Python for AI: Complete Learning Path 2026
Bangalore, November 2024
I was interviewing candidates for an LLM Engineer position (₹35 LPA package).
Out of 47 applicants:
- 45 mentioned "Python" on resume
- 12 could write a basic function
- Only 3 could explain decorators or list comprehensions
- Only 1 got the job
The problem? Everyone "knows" Python. Few master it.
The difference between knowing and mastering Python = ₹12 LPA vs ₹35 LPA.

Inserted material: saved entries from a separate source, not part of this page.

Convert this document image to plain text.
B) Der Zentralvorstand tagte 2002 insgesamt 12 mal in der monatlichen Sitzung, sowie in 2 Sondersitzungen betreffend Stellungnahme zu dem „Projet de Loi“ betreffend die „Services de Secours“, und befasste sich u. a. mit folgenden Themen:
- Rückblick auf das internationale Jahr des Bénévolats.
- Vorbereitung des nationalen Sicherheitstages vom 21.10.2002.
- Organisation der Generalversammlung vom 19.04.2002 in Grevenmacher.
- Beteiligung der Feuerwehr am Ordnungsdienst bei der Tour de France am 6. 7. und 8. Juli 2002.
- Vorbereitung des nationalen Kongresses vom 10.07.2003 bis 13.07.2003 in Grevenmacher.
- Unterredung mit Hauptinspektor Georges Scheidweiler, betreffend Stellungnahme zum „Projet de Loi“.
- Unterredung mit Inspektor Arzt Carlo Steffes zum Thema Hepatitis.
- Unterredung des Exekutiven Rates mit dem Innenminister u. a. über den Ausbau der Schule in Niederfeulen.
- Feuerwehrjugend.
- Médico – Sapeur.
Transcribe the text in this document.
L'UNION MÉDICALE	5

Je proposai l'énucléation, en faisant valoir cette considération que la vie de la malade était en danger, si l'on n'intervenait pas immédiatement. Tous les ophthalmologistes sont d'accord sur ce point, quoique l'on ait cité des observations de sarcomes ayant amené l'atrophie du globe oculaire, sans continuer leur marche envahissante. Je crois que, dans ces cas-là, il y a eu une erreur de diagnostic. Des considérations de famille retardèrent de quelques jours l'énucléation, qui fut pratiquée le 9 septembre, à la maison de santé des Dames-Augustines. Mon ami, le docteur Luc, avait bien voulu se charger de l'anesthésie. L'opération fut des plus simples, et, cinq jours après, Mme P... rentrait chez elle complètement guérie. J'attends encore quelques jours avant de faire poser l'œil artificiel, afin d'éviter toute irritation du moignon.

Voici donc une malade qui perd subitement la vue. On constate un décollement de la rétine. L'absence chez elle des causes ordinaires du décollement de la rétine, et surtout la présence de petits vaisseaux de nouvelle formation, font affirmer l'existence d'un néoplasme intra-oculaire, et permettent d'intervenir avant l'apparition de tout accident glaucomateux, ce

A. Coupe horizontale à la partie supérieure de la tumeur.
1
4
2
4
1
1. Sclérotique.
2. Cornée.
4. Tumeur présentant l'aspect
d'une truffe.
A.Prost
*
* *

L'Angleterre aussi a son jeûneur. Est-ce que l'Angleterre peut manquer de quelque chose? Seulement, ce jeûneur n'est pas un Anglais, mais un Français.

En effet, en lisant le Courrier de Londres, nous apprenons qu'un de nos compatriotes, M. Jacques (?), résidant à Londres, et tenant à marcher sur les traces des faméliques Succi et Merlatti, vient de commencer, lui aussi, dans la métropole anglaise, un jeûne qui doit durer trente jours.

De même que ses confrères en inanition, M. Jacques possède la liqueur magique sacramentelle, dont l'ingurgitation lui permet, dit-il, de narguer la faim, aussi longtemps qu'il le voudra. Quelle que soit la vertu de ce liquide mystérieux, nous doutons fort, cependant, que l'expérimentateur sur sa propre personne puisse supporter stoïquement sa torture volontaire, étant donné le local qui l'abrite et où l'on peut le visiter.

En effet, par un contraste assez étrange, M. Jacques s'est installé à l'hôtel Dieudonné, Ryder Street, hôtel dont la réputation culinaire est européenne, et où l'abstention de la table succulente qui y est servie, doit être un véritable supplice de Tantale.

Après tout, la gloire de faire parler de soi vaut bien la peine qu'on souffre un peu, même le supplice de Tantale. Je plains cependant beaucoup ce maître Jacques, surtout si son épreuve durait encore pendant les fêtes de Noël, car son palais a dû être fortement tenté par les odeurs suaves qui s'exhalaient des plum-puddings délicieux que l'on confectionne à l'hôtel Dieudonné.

This comprehensive guide will take you from Python zero to AI job-ready in 8 weeks.
🚀 Want structured Python + AI training? Check our Complete AI Course with placement!
Why Python for AI? (The Numbers Don't Lie)

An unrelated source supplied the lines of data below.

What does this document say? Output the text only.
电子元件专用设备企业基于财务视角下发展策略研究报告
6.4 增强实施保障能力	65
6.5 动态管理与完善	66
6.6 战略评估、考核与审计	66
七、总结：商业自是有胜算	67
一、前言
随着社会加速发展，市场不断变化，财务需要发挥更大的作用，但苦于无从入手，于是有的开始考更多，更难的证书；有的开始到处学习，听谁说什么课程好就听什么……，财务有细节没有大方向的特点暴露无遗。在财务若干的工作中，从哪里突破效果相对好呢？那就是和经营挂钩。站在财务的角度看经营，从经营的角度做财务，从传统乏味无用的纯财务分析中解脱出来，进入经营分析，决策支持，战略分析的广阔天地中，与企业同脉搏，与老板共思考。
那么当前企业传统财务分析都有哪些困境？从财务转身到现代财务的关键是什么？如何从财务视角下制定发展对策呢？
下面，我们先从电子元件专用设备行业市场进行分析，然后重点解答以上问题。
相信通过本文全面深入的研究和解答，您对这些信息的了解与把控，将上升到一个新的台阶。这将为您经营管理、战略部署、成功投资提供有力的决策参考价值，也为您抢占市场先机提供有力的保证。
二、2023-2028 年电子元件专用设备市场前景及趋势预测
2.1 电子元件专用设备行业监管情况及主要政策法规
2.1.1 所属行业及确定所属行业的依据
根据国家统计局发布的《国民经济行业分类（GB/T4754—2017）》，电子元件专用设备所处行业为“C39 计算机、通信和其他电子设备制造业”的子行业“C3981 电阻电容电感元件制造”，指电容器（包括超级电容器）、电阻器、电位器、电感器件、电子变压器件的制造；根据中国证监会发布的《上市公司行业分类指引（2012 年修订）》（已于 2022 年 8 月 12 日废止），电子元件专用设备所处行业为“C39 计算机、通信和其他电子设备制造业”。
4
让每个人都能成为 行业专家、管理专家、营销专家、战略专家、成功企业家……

Industry Reality Check (December 2026
📊 Language Usage in AI Jobs:
- Python: 95% of all AI job postings
- R: 8% (declining)
- Java: 5% (legacy systems)
- Julia: 2% (research only)
📊 Salary Data (India):
- Python AI: ₹15-35 LPA
- R: ₹10-18 LPA
- Java: ₹12-22 LPA
Translation: Learn Python = Access to 95% of AI jobs
Why Companies Choose Python:
Massive Libraries:
- TensorFlow, PyTorch (Deep Learning)
- Scikit-learn (ML)
- Pandas, NumPy (Data Science)
- LangChain (LLMs)
- Transformers (Hugging Face)
Easy to Learn, Hard to Master:
- Beginner: Write code in days
- Expert: Optimize for production
Production Ready: Google, Netflix, Instagram built on Python. Handles billions of requests.
What Level of Python Do You REALLY Need?
Level 0: Complete Beginner ❌
What You Know: Never coded before, "What's a variable?"
AI Readiness: 0%
Time to Job-Ready: 10-12 months
Level 1: Basic Python ⚠️
What You Know: Variables, loops, functions
AI Readiness: 20%
Time to Job-Ready: 6-8 months
Problem: Not enough for AI interviews
Level 2: Intermediate Python ⭐
What You Know: OOP, list comprehensions, lambda functions
AI Readiness: 60%
Time to Job-Ready: 3-4 months
You're here: Entry-level AI jobs possible
Level 3: Advanced Python ✅ (Target!)
What You Know: Decorators, generators, type hints, context managers
AI Readiness: 100% ✅
Time to Job-Ready: 1-2 months (with ML training)
You're here: Ready for ₹15-35 LPA jobs!
The Complete 8-Week Python for AI Roadmap
Week 1-2: Python Fundamentals
Week 1: Absolute Basics
- Day 1-2: Setup, Variables, Data Types, Lists, Tuples, Sets, Dictionaries
- Day 3-4: Control Flow (if-else, loops, break, continue)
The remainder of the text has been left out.